The seismic traces can be processed to provide various measures of the velocity at which seismic waves travel in the earth as a function of depth. The process of determining a velocity for use in the stacking of CMP gathers, or for more detailed velocity determinations, is referred to as velocity analysis. The desired stacking velocity is that velocity producing the maximum coherency in primary reflection data. Accordingly, velocity analysis is essentially a "trial and error" procedure to determine the time corrections necessary to align reflections recorded at a common midpoint with varying source-receiver distances (offsets). A velocity spectrum is a display of trial stacking velocities as a function of travel time with a contoured display of coherency for a particular location or a common midpoint location along the seismic line. The most commonly used measure of coherency is the semblance coefficient. Such semblance velocity spectra can be produced by techniques well known to those skilled in the art, and can be automatically produced using commercially available software.
The sole purpose of these data processing efforts is to facilitate the final and most critical phase of the seismic exploration method, namely, data interpretation, which is reduction of the data to a realistic model of subsurface strata illustrating both structural configurations and geologic characteristics.
Seismic interpretation involves prospecting for rocks that have both high and low porosity. Class II sands, which represents the transition between high and low porosity sandstone reservoir rocks, often have an anomalous amplitude versus offset response that includes a reversal of polarity in the field records, depending on whether shot/receiver pairs are closely spaced or far apart (i.e., near versus far offset). The problem today is that the above mentioned standard seismic velocity analysis and stacking programs using a convenient measure of coherence, e.g., semblance performed with a computer, are intentionally designed to remove any polarity reversals in the common midpoint depth gathers. Therefore, the evidence for existence of these Class II sands is often obscured or completely destroyed in standard seismic velocity analysis processing.

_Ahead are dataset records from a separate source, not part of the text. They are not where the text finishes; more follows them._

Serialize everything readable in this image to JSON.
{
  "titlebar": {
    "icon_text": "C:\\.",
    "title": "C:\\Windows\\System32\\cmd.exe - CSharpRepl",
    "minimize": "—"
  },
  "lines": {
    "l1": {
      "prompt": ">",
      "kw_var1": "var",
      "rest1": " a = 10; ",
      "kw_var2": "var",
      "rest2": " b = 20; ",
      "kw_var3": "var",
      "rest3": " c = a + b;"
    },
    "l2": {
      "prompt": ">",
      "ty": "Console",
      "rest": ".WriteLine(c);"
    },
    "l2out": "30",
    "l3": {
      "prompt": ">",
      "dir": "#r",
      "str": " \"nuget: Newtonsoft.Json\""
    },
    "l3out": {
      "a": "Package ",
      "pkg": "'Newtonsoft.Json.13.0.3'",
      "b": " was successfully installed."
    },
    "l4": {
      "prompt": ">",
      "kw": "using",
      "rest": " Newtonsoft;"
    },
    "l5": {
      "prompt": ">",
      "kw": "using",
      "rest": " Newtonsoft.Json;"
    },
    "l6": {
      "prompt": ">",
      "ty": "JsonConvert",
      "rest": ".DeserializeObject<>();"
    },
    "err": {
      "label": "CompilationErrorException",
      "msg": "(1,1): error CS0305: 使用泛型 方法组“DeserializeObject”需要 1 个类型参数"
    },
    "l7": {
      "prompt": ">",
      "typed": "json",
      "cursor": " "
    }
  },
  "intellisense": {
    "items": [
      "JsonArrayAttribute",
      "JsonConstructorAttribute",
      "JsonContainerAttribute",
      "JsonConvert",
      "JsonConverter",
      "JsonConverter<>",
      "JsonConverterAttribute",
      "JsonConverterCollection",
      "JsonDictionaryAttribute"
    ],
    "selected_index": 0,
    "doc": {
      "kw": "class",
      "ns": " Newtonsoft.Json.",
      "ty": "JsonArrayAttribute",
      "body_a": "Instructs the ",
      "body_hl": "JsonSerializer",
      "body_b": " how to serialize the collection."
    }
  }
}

Accordingly, it is an object of this invention to generate seismic velocity analyses and to stack sections in such a manner as to accentuate the existence, position and quality of Class II sand polarity reversals.
It is a more exact object of this invention to distinguish hydrocarbon-bearing Class II sand formations from neighboring shales and limestones.
It is a further object to locate polarity reversals directly on vertical seismic data sections.
A still further object of this invention is to improve seismic amplitude-versus-offset (AVO) analyses by using velocities picked to accentuate a polarity reversal.